The presiding officer of the Society of the Cincinnati, as specified by the Institution, is the president general. George Washington was named the first president general of the Society at a meeting of the founding officers on June 19, 1783, and he was reelected to the office at each general meeting of the Society until his death in 1799. When Alexander Hamilton was elected to succeed Washington in 1800, Martha Washington sent him her husband's Diamond Eagle, which has subsequently been worn by every president general as the official badge of the office.

Seven original members of the Society served as president general in succession until 1847, when the last Revolutionary War veteran to hold the office, William Popham, died.
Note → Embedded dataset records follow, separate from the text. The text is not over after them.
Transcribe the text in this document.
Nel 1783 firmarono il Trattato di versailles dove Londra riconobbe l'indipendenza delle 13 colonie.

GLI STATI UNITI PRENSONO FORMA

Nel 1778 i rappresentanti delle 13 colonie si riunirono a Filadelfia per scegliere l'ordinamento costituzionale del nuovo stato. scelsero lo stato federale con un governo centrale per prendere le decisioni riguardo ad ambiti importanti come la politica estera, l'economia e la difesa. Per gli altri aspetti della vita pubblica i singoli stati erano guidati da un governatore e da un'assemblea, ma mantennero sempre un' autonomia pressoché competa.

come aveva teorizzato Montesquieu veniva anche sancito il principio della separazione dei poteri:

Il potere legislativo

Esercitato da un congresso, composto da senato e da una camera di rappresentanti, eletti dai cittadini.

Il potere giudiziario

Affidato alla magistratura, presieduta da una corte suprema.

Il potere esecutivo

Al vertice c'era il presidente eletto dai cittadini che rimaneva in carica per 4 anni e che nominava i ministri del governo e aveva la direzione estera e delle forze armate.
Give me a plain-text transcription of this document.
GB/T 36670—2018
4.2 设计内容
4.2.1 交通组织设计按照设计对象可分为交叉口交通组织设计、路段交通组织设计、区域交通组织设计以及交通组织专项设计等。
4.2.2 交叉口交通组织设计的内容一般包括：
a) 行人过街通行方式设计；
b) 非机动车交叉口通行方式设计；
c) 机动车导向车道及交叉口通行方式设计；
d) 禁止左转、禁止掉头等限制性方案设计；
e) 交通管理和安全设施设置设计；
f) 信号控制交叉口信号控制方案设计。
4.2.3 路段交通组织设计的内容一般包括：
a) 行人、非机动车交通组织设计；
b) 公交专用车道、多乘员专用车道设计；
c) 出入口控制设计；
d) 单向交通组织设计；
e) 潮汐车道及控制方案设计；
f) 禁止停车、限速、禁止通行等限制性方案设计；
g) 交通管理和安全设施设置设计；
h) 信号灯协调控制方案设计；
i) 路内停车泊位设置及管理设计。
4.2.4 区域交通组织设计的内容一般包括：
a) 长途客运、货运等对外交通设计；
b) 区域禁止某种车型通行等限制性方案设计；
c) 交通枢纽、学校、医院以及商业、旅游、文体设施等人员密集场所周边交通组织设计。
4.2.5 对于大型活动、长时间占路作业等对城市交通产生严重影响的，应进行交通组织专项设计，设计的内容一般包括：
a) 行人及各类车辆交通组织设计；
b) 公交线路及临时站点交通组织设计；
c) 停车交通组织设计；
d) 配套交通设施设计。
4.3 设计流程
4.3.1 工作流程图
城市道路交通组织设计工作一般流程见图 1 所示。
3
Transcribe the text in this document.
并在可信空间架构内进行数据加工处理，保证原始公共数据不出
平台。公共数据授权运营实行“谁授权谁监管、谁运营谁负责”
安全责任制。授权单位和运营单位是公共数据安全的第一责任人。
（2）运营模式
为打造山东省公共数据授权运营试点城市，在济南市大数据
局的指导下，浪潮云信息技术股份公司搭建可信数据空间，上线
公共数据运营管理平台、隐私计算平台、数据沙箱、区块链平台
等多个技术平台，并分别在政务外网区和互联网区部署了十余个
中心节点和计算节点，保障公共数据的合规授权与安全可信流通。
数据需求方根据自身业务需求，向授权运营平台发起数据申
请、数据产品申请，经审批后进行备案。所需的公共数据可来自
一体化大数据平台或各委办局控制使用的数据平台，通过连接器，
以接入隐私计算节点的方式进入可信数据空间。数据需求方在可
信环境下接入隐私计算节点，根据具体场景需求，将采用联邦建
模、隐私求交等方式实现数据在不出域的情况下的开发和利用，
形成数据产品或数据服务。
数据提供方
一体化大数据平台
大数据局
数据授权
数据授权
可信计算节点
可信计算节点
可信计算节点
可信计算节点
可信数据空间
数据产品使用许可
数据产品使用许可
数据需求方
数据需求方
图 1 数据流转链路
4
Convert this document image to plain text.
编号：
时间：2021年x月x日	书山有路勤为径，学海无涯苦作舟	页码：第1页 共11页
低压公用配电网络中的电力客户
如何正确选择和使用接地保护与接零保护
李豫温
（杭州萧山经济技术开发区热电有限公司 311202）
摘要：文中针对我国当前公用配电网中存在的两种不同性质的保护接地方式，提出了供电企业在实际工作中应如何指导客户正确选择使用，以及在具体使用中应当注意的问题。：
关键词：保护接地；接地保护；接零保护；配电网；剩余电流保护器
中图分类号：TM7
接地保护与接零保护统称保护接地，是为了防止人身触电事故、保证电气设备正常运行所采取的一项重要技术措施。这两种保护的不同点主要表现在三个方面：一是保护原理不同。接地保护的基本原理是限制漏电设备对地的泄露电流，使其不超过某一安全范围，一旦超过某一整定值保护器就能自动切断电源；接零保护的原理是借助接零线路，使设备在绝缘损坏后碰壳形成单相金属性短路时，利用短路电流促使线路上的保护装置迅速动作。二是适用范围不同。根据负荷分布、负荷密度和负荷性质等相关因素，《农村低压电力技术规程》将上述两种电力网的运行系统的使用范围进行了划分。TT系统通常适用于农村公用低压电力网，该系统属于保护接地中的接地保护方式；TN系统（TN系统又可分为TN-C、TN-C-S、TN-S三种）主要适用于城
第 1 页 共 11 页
The same year, Henry Alexander Scammell Dearborn, son of Gen. Henry Dearborn, became the first hereditary member to be elected to the position. By tradition, the early presidents general held the office for life; Hamilton Fish was the Society’s longest-serving president general with a tenure of thirty-nine years. Since 1950, each president general has been elected for no more than one three-year term.

Today, the president general is the senior general officer of the Society of the Cincinnati. He presides over its standing committee, board of directors, and executive committee; appoints officials; coordinates the management of the Society’s affairs with the executive director; and serves as the Society’s chief ceremonial official.

The Society has historically collected portraits of its presidents general, which in modern times have often been commissioned by the president’s constituent society. Most of them depict the Diamond Eagle, beginning with the 1840 portrait of Morgan Lewis, the first painting to include the president general’s insignia. These works of art link the Society’s founders to its modern leaders in a tradition of service to their “one Society of Friends.”